— Луга, пашни и сады на Серете, под Теребовлем — ваши, — решил смилостивиться Лев. — Грамоту, как время будет, начертаем. Слив там много — хоть заешься. Луга обильны травами, скотина тучная — овцы, коровы. Поля — сплошь ядрёной пшеницей засеяны. Большего не просите, не дам.
«Всё равно не отстанет, будет сидеть тут, во Львове, ныть, жизнь портить!» — подумал он, со скрытым отвращением взирая на кривящую в улыбке беззубый рот герцогиню.
Это бывший покойный тесть, король Бела, подсунул ему, Льву, свою младшую дочь Констанцию, а Роману — эту вот безобразную Гертруду, вдову баденского графа. В молодости герцогиня была жёнка хоть куда — Романа она вмиг окрутила. Лев вспомнил, как застал их, ещё не венчанных, в походном шатре, как Роман смущённо натягивал порты, брусвянея[212]

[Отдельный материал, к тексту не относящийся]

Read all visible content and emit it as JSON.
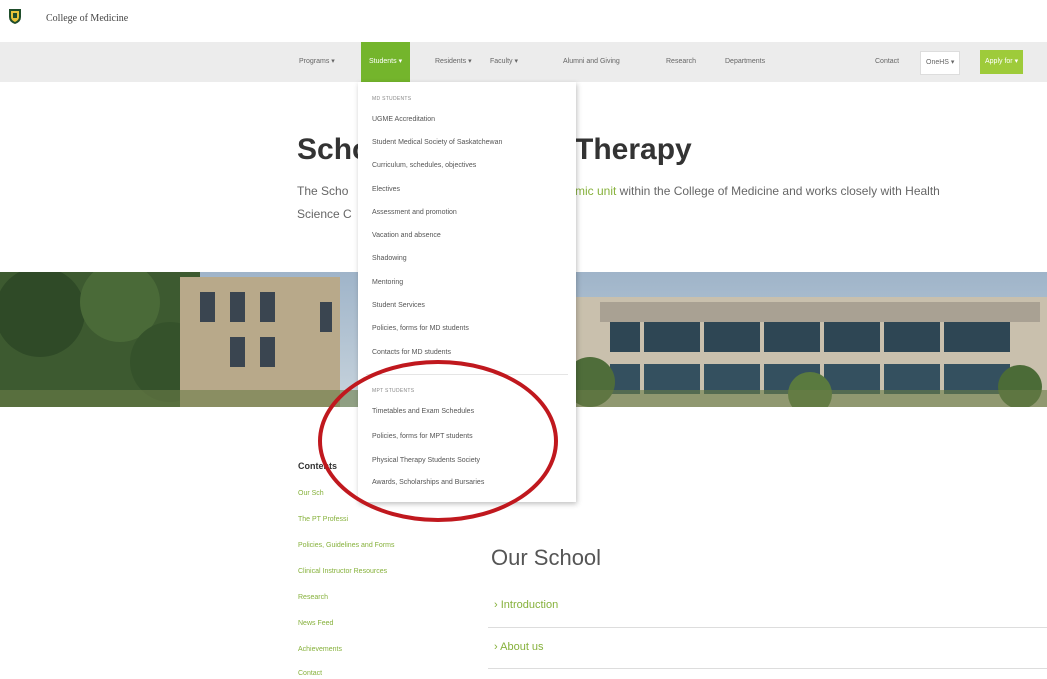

, пряча глаза от старшего брата, а она, Гертруда, ойкая и повизгивая, с бесстыдной улыбкой прикрывала руками свою пышную грудь с округлыми розовыми сосками.Приворожила Романа, ведьмица, а потом тот бежал, утеснённый чешским Отакаром, оставив её в осаждённом городе, на Волынь к отцу. Король Бела тогда предал Гертруду и её супруга. Обещал помочь и не помог. Отакар осилил Романа и подчинил чешской короне Австрию и Штирию. Отакар всегда был врагом Льва, врагом сильным, могучим. Хотя происходил он из древнего славянского рода Пржемысловичей, но родного языка не разумел вовсе и изъяснялся только по-немецки. Вместе с рыцарями-крижаками Отакар воевал в Прибалтике и даже основал там мощную крепость, назвав её в свою честь Краловцем[213]
, то есть королевским городом. Но странны, причудливы у судьбы стёжки-дорожки. Отакар погиб в бою с Габсбургами у Сухих Крут, а его дочь ныне стала галицкой княгиней, его, Льва, женою. Сын же Отакара, король Венцеслав — лучший Львов друг и крепкий союзник.Герцогиня прервала мысли князя.
— Я благодарна вам, светлый принц. Знала, что вы не останетесь глухи к страстным мольбам одинокой вдовы.
Она отвесила Льву поклон и вышла.
Жарко топили печи. Лев расстегнул овчинный кинтарь и притянул к себе Елишку.
— Гранд принцесса ты моя. — Он ласково расцеловал девочку.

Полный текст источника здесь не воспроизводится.